I am trying to scrape some data off an enterprise website that was made using JSF and IceFaces. I am using C# and the RestSharp library.
I have no experience with JSP , JSF or IceFaces at all, so I am just trying to figure out how to replicate what the site is doing using HTTP requests but I wasn't very successful. The site does not have any concept of routing whatsoever (and when you accidentally happen to press the back button in the browser, you are logged out...).

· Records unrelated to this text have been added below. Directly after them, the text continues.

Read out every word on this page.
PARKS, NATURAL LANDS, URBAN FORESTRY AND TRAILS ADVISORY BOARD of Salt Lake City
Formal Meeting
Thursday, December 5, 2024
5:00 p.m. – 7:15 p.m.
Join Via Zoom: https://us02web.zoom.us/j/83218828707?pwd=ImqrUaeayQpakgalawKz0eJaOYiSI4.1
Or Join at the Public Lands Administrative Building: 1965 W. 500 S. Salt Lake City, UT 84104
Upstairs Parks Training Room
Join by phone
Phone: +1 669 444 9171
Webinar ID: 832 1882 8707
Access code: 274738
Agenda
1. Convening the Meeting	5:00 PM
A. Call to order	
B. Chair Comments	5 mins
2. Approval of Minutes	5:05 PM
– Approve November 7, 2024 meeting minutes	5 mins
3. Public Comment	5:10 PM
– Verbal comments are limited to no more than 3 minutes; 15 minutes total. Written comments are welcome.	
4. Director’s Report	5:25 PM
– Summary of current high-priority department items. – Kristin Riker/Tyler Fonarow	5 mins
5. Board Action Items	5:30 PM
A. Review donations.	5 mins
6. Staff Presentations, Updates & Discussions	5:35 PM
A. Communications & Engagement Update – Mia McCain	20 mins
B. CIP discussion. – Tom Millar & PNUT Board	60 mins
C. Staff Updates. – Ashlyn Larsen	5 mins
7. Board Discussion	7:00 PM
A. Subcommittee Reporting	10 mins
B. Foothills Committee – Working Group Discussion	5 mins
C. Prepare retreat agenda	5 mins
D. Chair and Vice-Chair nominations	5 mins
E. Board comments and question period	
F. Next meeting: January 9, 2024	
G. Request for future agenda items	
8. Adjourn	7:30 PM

What I have managed to do so far:
- Make a POST request with credentials to
/login
resource in order to log in - Retrieve JSESSIONID Cookie after login and store it to my
CookieContainer
- Use Regexes to get the
ice.session
andice.view
values - Replicate a POST request to the
block/send-receive-updates
If the original POST request is managed by the JS code on the site (When I am clicking around), it returns an XML response like this:
<updates>
<update address="some form id" tag="table"> ... </update>
<update address="content" tag="div"> ... </update>
<update address="The ice.session id, the ice.view number separated with : followed by the string 'dynamic-code'" tag="script"> ... </update>
</updates>
However, I took all the encoded POST params that this request is doing on the site and replicated them in my C# code and my response only has the last update (script tag) like this:
<updates>
<update address="The ice.session id, the ice.view number separated with : followed by the string 'dynamic-code'" tag="script"> ... </update>
</updates>
Does anyone please have experience with scraping/testing these technologies and can help me figure out what am I doing wrong ?
Thanks.